I guess that's a better reaction than screaming, pleading, and forcing me to see a doctor for a possible "cure" (yes, there are still doctors out there claiming they can "cure" homosexuality), but I've never decided if I should push the issue or not. I mean, if I force this to become a part of our lives, then it's something we have to sit and talk about. I've been pretty happy with my parents leading their lives, and me leading mine. I go and visit them every now and then, we talk about neutral things like my education, politics, and books, and then I go home. Our family can't handle serious issues, we're the poster family for dysfunction. Every time we haul out something serious, one of us ends up in court against the other. Next thing you know, my mother will be accusing my father of molesting me to make me gay. Or maybe my dad will accuse my mom, I don't know. They're both of the belief that someone has to "make" you gay, it couldn't happen on my own. I've learned over the years that each generation has its beliefs and ideals that they carry with them, and it's next-to-impossible to change their minds.

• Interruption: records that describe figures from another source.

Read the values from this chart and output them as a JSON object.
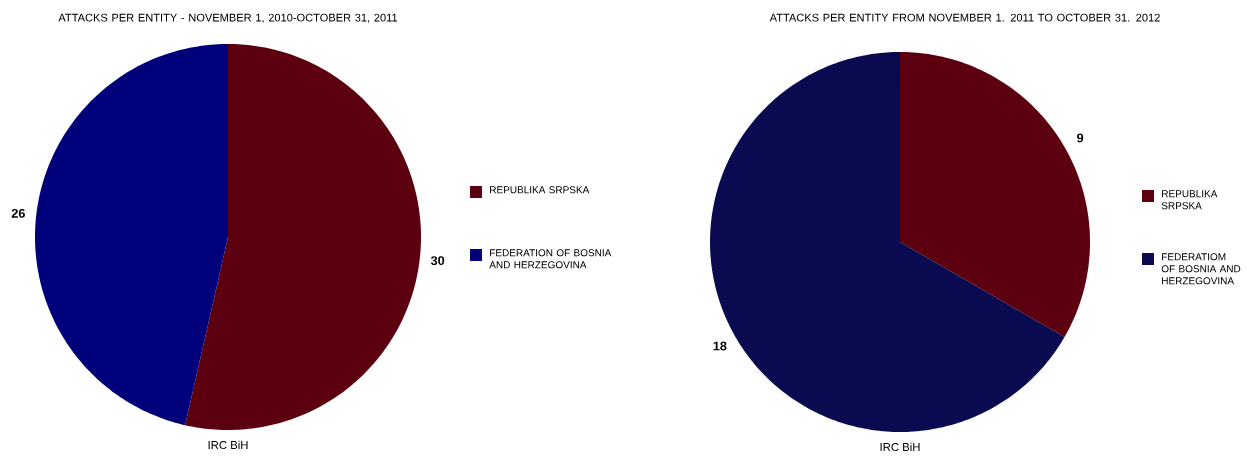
{
  "chart_data": [
    {
      "type": "pie",
      "title": "ATTACKS PER ENTITY - NOVEMBER 1, 2010-OCTOBER 31, 2011",
      "categories": [
        "REPUBLIKA SRPSKA",
        "FEDERATION OF BOSNIA AND HERZEGOVINA"
      ],
      "values": [
        30,
        26
      ],
      "colors": [
        "#5c0010",
        "#00007a"
      ],
      "data_labels": true,
      "legend": "right",
      "annotations": [
        "IRC BiH"
      ]
    },
    {
      "type": "pie",
      "title": "ATTACKS PER ENTITY FROM NOVEMBER 1. 2011 TO OCTOBER 31. 2012",
      "categories": [
        "REPUBLIKA SRPSKA",
        "FEDERATIOM OF BOSNIA AND HERZEGOVINA"
      ],
      "values": [
        9,
        18
      ],
      "colors": [
        "#5c0010",
        "#0a0a50"
      ],
      "data_labels": true,
      "legend": "right",
      "annotations": [
        "IRC BiH"
      ]
    }
  ]
}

So am I doing myself and the GLBT world a disservice by not calling Mom and Dad and saying, "Hey, I'm bisexual, you're going to have to deal with this, open your eyes and accept this!" Honestly, if I had a family where issues could be brought out like this, I would. But I know what they would do. My mother would insist that something "happened" to make me this way, and next thing you know, all the blame's at my father's feet, and my father would insist that it wasn't true, and ignore it. THIS is something I'd really rather not go to court about. I mean, do you plead guilty or not guilty? I am bisexual, so am I guilty? Or is it that I'm bisexual, so I'm not guilty?
Let's just eat. Happy Holidays, to all those who are out or coming out soon.
And lastly, an little excerpt--mostly on sexuality in general and grey areas of it-- from a green day interview I stumbled across. The words of billie joe armstrong. I really like this one, as it is pretty much exactly whats been going through my head lately:
"YOU PEOPLE ARE FUCKING PATHETIC," Green Day singer-guitarist Billie Joe Armstrong once told a homophobic audience, and now he's sharpening his tongue on the presidential campaign.
A spoof campaign ad, currently streaming on Reprise Records' Web site, features Armstrong as a blow-dryed candidate and skewers first ladies (Green Day drummer Tre Cool offers a fetching drag turn as Armstrong's wife) and "youthful indiscretions" (the camera catches Armstrong toking a joint).
Armstrong himself has nothing to hide--he told The Advocate in 1995-
"I think I've always been bisexual"
When asked whether it is something he's ever actually acted on, the recently married (and about to become a father) Armstrong smiles. "I think mostly it's been kept in my head," he says. "I've never really had a relationship with another man. But it is something that comes up as a struggle in me. It especially came up when I was about 16 or 17. In high school people think you have to be so macho...People get attacked just because someone insinuates something about their sexuality. I think that's gruesome."
-----The song 'Coming Clean' is about having the courage of your own convictions, no matter how hard it might be. Billie Joe candidly explains his inspiration for the song: "Kids will always stop to think about the facts of the possibilities of not knowing what their sexuality is all about: 'Am I homosexual? Am I bisexual? Am I heterosexual? Am I no sexual? Or am I just plain sexual?' People don't know what the fuck they are. I still struggle with that, too--it's part of adolescence and growing up."